The portrayal of religion by popular entertainment has long been a source of concern. Rarely has anyone gotten it right, even long ago, because it has been typical for centuries that the people involved in acting and putting on entertainment tend to be less religious than the general populace. When religion isn't misunderstood or oddly portrayed by an outsider, its insulted, mocked, or belittled. Especially lately its gotten pretty standard to shower spite and misery on any Christian in any popular media with a few very stark exceptions which only serve to prove the rule.
Video games are no exception here. Recently Gamespot posted a video examining how religions are portrayed in video games. Aside from the quasi religion of the Jedi invented by borrowing from lots of sources (mostly Buddhism), religion is largely ignored in video games.
There have been examples, such as El Shaddai, Dante's Inferno, and Messiah. However, those are more settings and premise based and don't really deal with religious issues or theology, as the narrator points out. Most games just have an atheist perspective. People aren't religious, or anti-religious, they just don't bring up the subject and it doesn't exist in the world. Avoiding the topic of religion helps avoid controversy and annoying buyers, so game designers just don't touch the subject at all.
A few do, however. Bioshock is largely built around a rejection of religious authority, but reasonably does have people seeking something beyond their lives, particularly during war. And most fantasy games have some sort of religious presence, such as the Elder Scrolls games which have a fairly well fleshed out system of good and evil, gods, blessings, priests, and so on. Others tend to view religion in their setting as more a prop for types of characters to have power.
Interestingly enough, in the 3rd age after Oblivion, Skyrim is set when a human that became a deity has had his religion banned and a group is hunting down and slaughtering all worshipers and leaders of the former religion. And the game series Mass Effect has always had religious aspects, speculating on how they might change with interstellar travel and alien encounters.
Islam is rarely portrayed unless the setting is one where the religion is practiced. Assassin's Creed, for instance is set in the Middle East, as is Prince of Persia, but the religion is a background thing, like the decor or plants. It just exists as something you move past, not interact with.
Part of that is because of the concern with enraged psychopaths who hack heads off and riot burning down things when Islam is mentioned. Often, the bad guys are Muslim, such as in recent Counterstrike which is Americans vs Terrorists.
The interview with the Muslim Tamoor was pretty useful because he's a Muslim and thus most people on the left will find him less intimidating and culturally problematic than a Christian. He says basically what most Christians would say: just include us as a normal part of the world. Some good guys, some bad, just a part of people's lives. Make your characters have more depth by giving them faiths but don't make that their cookie cutter defining characteristic. Don't make "Bob the Christian", make Bob the cautious grocer who collects old magazines as a hobby and happens to be a Christian.

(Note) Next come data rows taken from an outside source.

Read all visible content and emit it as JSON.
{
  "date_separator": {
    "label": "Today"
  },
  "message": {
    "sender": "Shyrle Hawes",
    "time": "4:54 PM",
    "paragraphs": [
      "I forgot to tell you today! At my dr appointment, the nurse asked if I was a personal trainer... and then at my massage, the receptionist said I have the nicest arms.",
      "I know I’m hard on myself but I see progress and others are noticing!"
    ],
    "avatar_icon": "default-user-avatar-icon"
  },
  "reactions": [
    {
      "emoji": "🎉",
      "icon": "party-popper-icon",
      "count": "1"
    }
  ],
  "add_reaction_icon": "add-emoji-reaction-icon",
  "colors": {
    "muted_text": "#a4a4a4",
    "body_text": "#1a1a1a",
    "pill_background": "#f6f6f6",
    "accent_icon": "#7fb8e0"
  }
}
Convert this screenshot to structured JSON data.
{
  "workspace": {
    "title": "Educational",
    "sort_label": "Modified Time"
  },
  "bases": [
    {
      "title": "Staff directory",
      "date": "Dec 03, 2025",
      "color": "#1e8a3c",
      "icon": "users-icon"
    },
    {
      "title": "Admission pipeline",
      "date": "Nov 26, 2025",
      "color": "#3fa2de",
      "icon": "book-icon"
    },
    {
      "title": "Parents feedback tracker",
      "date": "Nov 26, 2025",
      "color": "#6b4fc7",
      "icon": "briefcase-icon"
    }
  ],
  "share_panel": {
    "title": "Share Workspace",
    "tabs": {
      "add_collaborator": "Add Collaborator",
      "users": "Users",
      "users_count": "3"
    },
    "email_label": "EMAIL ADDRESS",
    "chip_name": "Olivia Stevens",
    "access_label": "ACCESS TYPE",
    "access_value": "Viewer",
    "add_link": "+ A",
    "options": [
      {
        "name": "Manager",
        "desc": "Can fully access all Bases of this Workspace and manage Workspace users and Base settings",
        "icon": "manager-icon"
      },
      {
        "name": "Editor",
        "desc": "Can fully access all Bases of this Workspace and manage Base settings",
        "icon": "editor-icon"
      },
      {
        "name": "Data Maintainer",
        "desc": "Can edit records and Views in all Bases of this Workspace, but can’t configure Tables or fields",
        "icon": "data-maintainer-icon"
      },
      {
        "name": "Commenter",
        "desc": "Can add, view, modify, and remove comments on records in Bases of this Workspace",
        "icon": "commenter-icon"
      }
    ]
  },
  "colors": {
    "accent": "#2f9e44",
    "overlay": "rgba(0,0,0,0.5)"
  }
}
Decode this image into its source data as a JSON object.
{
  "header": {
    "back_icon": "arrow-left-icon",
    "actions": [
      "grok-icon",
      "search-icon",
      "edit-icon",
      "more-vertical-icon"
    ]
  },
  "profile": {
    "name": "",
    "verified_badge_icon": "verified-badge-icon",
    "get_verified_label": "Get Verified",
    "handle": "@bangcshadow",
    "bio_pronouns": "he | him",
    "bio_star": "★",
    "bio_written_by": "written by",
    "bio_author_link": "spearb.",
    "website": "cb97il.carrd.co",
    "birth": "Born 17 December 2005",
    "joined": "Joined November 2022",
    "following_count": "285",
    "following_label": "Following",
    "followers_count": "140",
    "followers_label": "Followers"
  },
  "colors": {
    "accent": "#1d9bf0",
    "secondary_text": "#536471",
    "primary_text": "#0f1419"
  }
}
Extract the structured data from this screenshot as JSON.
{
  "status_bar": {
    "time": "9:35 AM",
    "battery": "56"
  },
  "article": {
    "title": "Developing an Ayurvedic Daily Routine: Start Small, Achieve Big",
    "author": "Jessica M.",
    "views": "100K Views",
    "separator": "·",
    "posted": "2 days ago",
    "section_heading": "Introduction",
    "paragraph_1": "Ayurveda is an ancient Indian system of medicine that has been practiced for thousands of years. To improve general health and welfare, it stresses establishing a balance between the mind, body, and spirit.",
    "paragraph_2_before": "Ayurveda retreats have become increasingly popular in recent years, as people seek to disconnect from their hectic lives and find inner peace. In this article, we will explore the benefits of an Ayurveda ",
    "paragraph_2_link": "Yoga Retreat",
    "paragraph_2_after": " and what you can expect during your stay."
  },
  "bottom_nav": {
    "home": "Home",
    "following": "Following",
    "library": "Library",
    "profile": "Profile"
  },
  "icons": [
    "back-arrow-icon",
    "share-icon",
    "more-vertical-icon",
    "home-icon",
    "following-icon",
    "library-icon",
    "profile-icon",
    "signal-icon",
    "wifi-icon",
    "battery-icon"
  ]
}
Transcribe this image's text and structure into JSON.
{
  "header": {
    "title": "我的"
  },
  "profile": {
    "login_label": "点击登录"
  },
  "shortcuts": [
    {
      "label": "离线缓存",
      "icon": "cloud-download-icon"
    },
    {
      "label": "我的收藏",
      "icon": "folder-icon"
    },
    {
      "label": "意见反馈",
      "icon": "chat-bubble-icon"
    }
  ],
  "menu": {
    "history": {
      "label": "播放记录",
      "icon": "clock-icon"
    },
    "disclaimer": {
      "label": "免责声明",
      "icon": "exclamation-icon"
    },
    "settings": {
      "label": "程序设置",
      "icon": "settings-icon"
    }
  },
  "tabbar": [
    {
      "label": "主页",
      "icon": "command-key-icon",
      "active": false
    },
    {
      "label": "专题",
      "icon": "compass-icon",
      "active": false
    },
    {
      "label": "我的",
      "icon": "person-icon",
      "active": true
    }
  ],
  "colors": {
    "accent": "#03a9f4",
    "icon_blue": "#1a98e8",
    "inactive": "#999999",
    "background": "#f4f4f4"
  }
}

I did find it interesting that he felt the need to identify Islam with Arabic culture, however, when Christians view their faith in terms of the religion its self, not any particular cultural setting. We don't think it should look and feel Roman, for instance. I think perhaps when Islam can get away from that tendency it will make a big step toward moving away from the crazy murderous types.
The piece went out of its way to note that most people in a faith aren't like the ones that get quoted in the news - Christian, Muslim, Hindu, or otherwise. And that's generally true, you can't really judge a religion as a whole by the crazy guys that get on camera. Media has a lot of biases, but the biggest one is spectacle, they love a crazy guy who looks interesting and gets your attention. And the worse they can make Christians look, for instance, the happier a lot of them are.
So my advice for game companies (as well as other entertainment media) would be this: don't let complaints about your product force you to make changes unless they are reasonable and objectively just criticisms. In other words, don't change your game because a small group of people get upset you used a line from their holy book in a song, but do change it if a group of people are annoyed that you only and go out of your way to portray them as bad.
Because like it or not, religion is a very powerful, interwoven and inextricable part of all our lives, history, culture, and future. Leaving it out of your work makes your setting seem sterile or unnatural, and deliberately so.